Assolto dal Csm il pm Teresi che criticò i giudici del processo Mori

La sezione disciplinare ha riconosciuto «scarsa rilevanza del fatto»

Assolto dal Csm il pm Teresi che criticò i giudici del processo Mori


Quasi 3 anni fa il pm di Palermo Vittorio Teresi si è lasciato scappare un voto «quattro meno» alla sentenza che in primo grado ha assolto il generale Mario Mori dall’accusa di favoreggiamento del boss Bernardo Provenzano, proprio ieri confermata dalla Corte d’appello di Palermo. Subito dopo il magistrato ha riconosciuto che non avrebbe più pronunciato quelle parole, ma gli sono costate un procedimento disciplinare al Csm per «comportamento gravemente scorretto» nei confronti dei suoil colleghi giudici. Ora la Sezione disciplinare ha chiuso la vicenda, assolvendolo per «scarsa rilevanza del fatto», come chiedeva la stessa procura generale della Cassazione.
Una vicenda che appare oggi abnorme, anche considerando due freschi episodi che riguardano due membri del Csm, subito chiusi senza conseguenze per evitare scontri tra magistratura e governo: quello dell’intervista poi smentita del togato di Md Piergiorgio Morosini e quello delle dichiarazioni del laico Pd Giuseppe Fanfani sull’arresto del sindaco dem di Lodi.
Le cose, per Teresi, andarono così: prima dell’inizio di una conferenza stampa su un’operazione contro esponenti mafiosi di Partinico, il pm fu avvicinato da una giornalista che gli chiese che voto avrebbe dato, da insegnante, alla sentenza sull’ex comandante del Ros, le cui motivazioni erano state appena depositate.

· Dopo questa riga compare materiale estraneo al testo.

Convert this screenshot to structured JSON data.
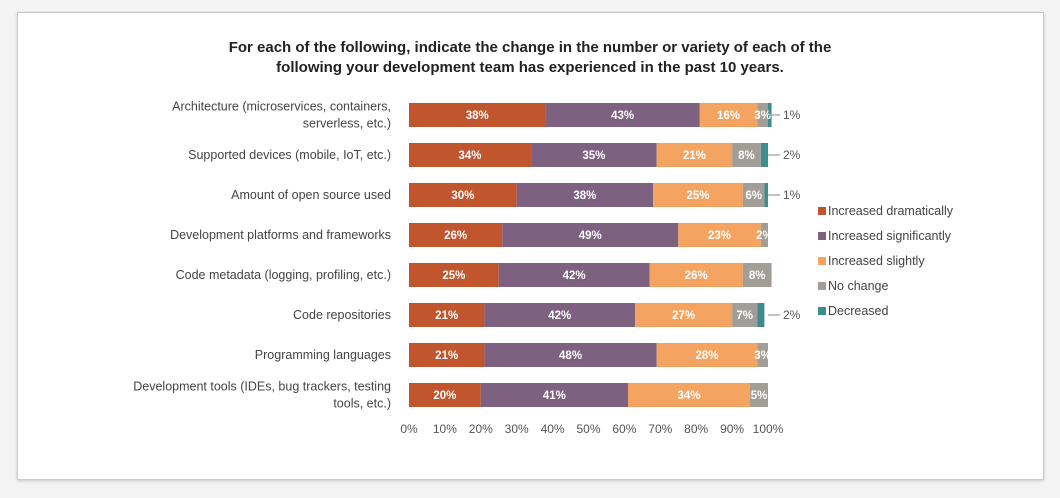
{
  "chart_data": {
    "type": "bar",
    "orientation": "horizontal-stacked-100",
    "title": [
      "For each of the following, indicate the change in the number or variety of each of the",
      "following your development team has experienced in the past 10 years."
    ],
    "categories": [
      [
        "Architecture (microservices, containers,",
        "serverless, etc.)"
      ],
      [
        "Supported devices (mobile, IoT, etc.)"
      ],
      [
        "Amount of open source used"
      ],
      [
        "Development platforms and frameworks"
      ],
      [
        "Code metadata (logging, profiling, etc.)"
      ],
      [
        "Code repositories"
      ],
      [
        "Programming languages"
      ],
      [
        "Development tools (IDEs, bug trackers, testing",
        "tools, etc.)"
      ]
    ],
    "series": [
      {
        "name": "Increased dramatically",
        "color": "#c0552e",
        "values": [
          38,
          34,
          30,
          26,
          25,
          21,
          21,
          20
        ]
      },
      {
        "name": "Increased significantly",
        "color": "#7e6180",
        "values": [
          43,
          35,
          38,
          49,
          42,
          42,
          48,
          41
        ]
      },
      {
        "name": "Increased slightly",
        "color": "#f4a460",
        "values": [
          16,
          21,
          25,
          23,
          26,
          27,
          28,
          34
        ]
      },
      {
        "name": "No change",
        "color": "#a29d97",
        "values": [
          3,
          8,
          6,
          2,
          8,
          7,
          3,
          5
        ]
      },
      {
        "name": "Decreased",
        "color": "#3e8d8c",
        "values": [
          1,
          2,
          1,
          0,
          0,
          2,
          0,
          0
        ]
      }
    ],
    "data_labels": [
      [
        "38%",
        "43%",
        "16%",
        "3%",
        ""
      ],
      [
        "34%",
        "35%",
        "21%",
        "8%",
        ""
      ],
      [
        "30%",
        "38%",
        "25%",
        "6%",
        ""
      ],
      [
        "26%",
        "49%",
        "23%",
        "2%",
        ""
      ],
      [
        "25%",
        "42%",
        "26%",
        "8%",
        ""
      ],
      [
        "21%",
        "42%",
        "27%",
        "7%",
        ""
      ],
      [
        "21%",
        "48%",
        "28%",
        "3%",
        ""
      ],
      [
        "20%",
        "41%",
        "34%",
        "5%",
        ""
      ]
    ],
    "callouts": [
      "1%",
      "2%",
      "1%",
      "",
      "",
      "2%",
      "",
      ""
    ],
    "x_ticks": [
      "0%",
      "10%",
      "20%",
      "30%",
      "40%",
      "50%",
      "60%",
      "70%",
      "80%",
      "90%",
      "100%"
    ],
    "xlim": [
      0,
      100
    ],
    "legend_position": "right",
    "grid": false
  }
}
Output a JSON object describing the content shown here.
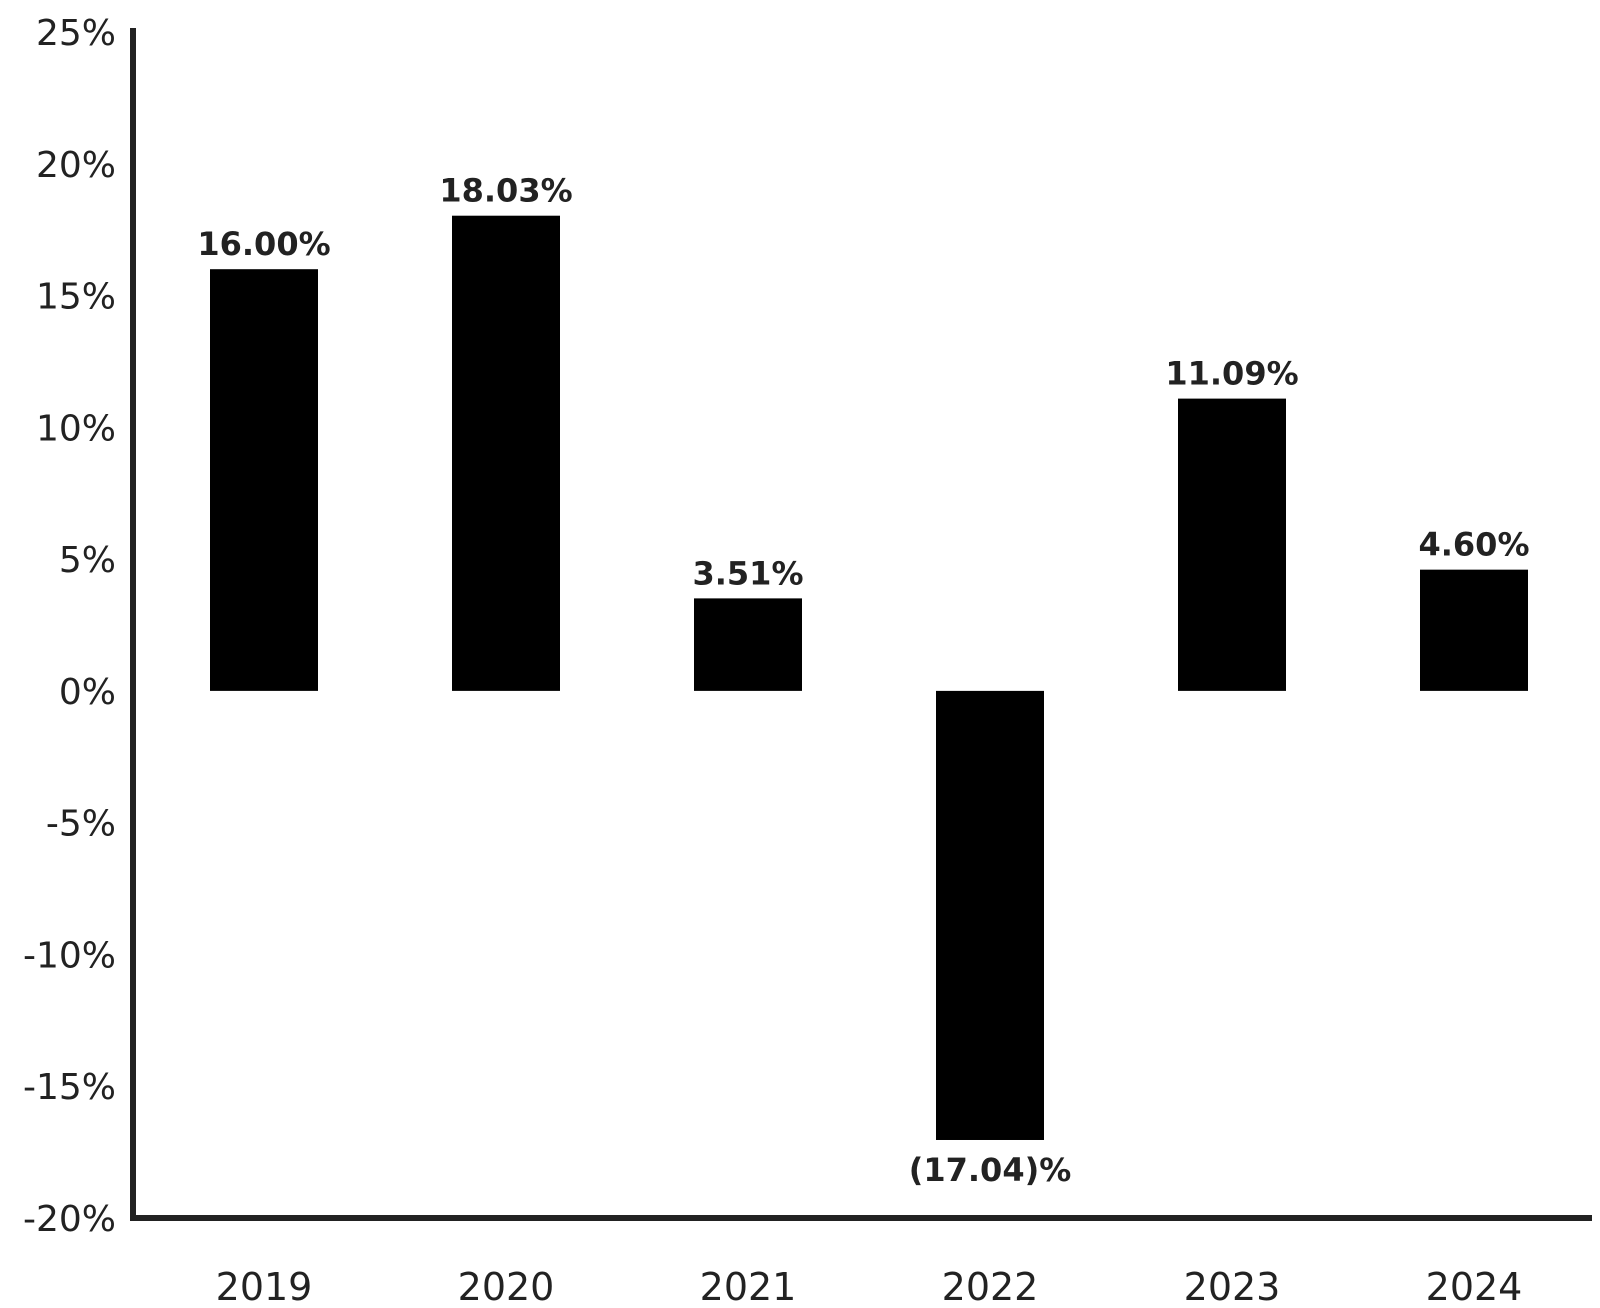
{
  "chart_data": {
    "type": "bar",
    "categories": [
      "2019",
      "2020",
      "2021",
      "2022",
      "2023",
      "2024"
    ],
    "values": [
      16.0,
      18.03,
      3.51,
      -17.04,
      11.09,
      4.6
    ],
    "data_labels": [
      "16.00%",
      "18.03%",
      "3.51%",
      "(17.04)%",
      "11.09%",
      "4.60%"
    ],
    "y_ticks": [
      25,
      20,
      15,
      10,
      5,
      0,
      -5,
      -10,
      -15,
      -20
    ],
    "y_tick_labels": [
      "25%",
      "20%",
      "15%",
      "10%",
      "5%",
      "0%",
      "-5%",
      "-10%",
      "-15%",
      "-20%"
    ],
    "ylim": [
      -20,
      25
    ],
    "grid": false,
    "legend": "none",
    "colors": {
      "bar": "#000000",
      "axis": "#222222",
      "text": "#222222"
    }
  }
}
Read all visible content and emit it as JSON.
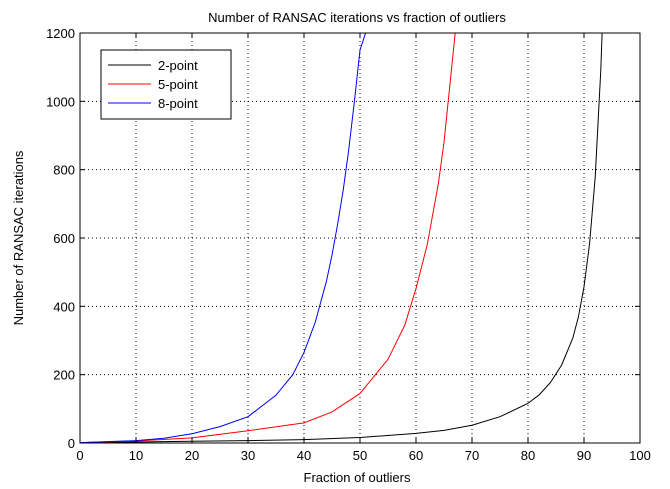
{
  "chart_data": {
    "type": "line",
    "title": "Number of RANSAC iterations vs fraction of outliers",
    "xlabel": "Fraction of outliers",
    "ylabel": "Number of RANSAC iterations",
    "xlim": [
      0,
      100
    ],
    "ylim": [
      0,
      1200
    ],
    "xticks": [
      0,
      10,
      20,
      30,
      40,
      50,
      60,
      70,
      80,
      90,
      100
    ],
    "yticks": [
      0,
      200,
      400,
      600,
      800,
      1000,
      1200
    ],
    "grid": true,
    "legend_position": "top-left",
    "series": [
      {
        "name": "2-point",
        "color": "#000000",
        "x": [
          0,
          10,
          20,
          30,
          40,
          50,
          60,
          65,
          70,
          75,
          80,
          82,
          84,
          86,
          88,
          89,
          90,
          91,
          92,
          93,
          93.5,
          94
        ],
        "y": [
          1,
          3,
          5,
          7,
          10,
          16,
          28,
          37,
          52,
          77,
          116,
          141,
          177,
          228,
          307,
          369,
          457,
          584,
          778,
          1092,
          1323,
          1200
        ]
      },
      {
        "name": "5-point",
        "color": "#ff0000",
        "x": [
          0,
          10,
          20,
          30,
          40,
          45,
          50,
          55,
          58,
          60,
          62,
          64,
          65,
          66,
          67
        ],
        "y": [
          1,
          6,
          15,
          36,
          59,
          91,
          145,
          245,
          345,
          452,
          580,
          760,
          880,
          1040,
          1200
        ]
      },
      {
        "name": "8-point",
        "color": "#0000ff",
        "x": [
          0,
          10,
          15,
          20,
          25,
          30,
          35,
          38,
          40,
          42,
          44,
          45,
          46,
          47,
          48,
          49,
          50,
          51
        ],
        "y": [
          1,
          7,
          14,
          27,
          48,
          77,
          140,
          200,
          265,
          353,
          473,
          550,
          640,
          740,
          860,
          1000,
          1150,
          1200
        ]
      }
    ]
  }
}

Teresi rispose e spiegò pure il perchè di quella insufficienza secca: «Chi l’ha scritta è andato fuori tema: dedicare le prime 800 pagine all’ipotesi di movente, presentata dall’accusa e occuparsi solo in minima parte del merito del processo, cioè la mancata cattura di Provenzano, è un modo curioso scelto dall’estensore per scrivere le decisioni».
Davanti al «tribunale delle toghe» il procuratore aggiunto di Palermo ha ammesso apertamente di aver sbagliato, con la sua risposta «estemporanea». «É stata una dichiarazione improvvida- ha detto-, di cui mi sono pentito due secondi dopo averla pronunciata, e ancora me ne dolgo». Ma Teresi ha anche evidenziato che il caso esplose soprattutto perchè qualche giorno dopo un settimanale siciliano mise il suo «quattro meno» come titolo di un articolo al vetriolo sui giudici del processo. E contro quel giornalista ha usato parole pesanti: «Più che di un articolo si è trattato di un delirante atto criminale, mosso da intenti diffamatori e dunque da querela come poi è stato. Io non l’ho ispirato e ho manifestato ai colleghi forte e sentita solidarietà».
Prima che Teresi prendesse la parola, il rappresentante della Procura generale della Cassazione Luigi Salvato aveva già chiesto l’assoluzione, dicendo che quello che è successo «non è nulla di più che una caduta di stile», per un magistrato dal profilo professionale ineccepibile. La procura di piazza Cavour non avrebbe voluto nemmeno il processo: nei mesi scorsi aveva presentato una proposta di archiviazione in istruttoria, respinta però dalla Sezione disciplinare del Csm. Che con questo ha congelato la carriera di Teresi per quasi 3 anni, bloccando sue richieste per incarichi importanti.

Ma alla fine a palazzo de’ Marescialli si è dovuto convenire, dopo nemmeno mezzora di camera di consiglio, che il processo non era giustificato. «La sentenza ricostruisce fedelmente l’accaduto - commenta il difensore del pm palermitano, l’avvocato e docente Mario Serio, exconsigliere del Csm- e le genuine intenzioni del procuratore Teresi, che ha solo fatto una battuta estemporanea, con cui non ha mai inteso mettere in dubbio la competenza professionale e l’assoluta indipendenza dei giudici; doti da tutti, e per primo dal procuratore Teresi, riconosciute». Serio ha apprezzato «il grande equilibrio» della sezione disciplinare, che ha «circoscritto la vicenda a quello che era».

E ha letto nella sentenza anche un riconoscimento del fatto che nei pm che hanno portato avanti il processo sulla trattativa Stato-mafia, «non c’è mai stato, fin dai tempi del conflitto d’attribuzioni che ha coinvolto l’ex presidente della Repubblica Giorgio Napolitano, furore ideologico o malafede».
Un modo per dire che forse Teresi è stato il capro espiatorio per scontri politica-toghe ben diversi dal caso in questione.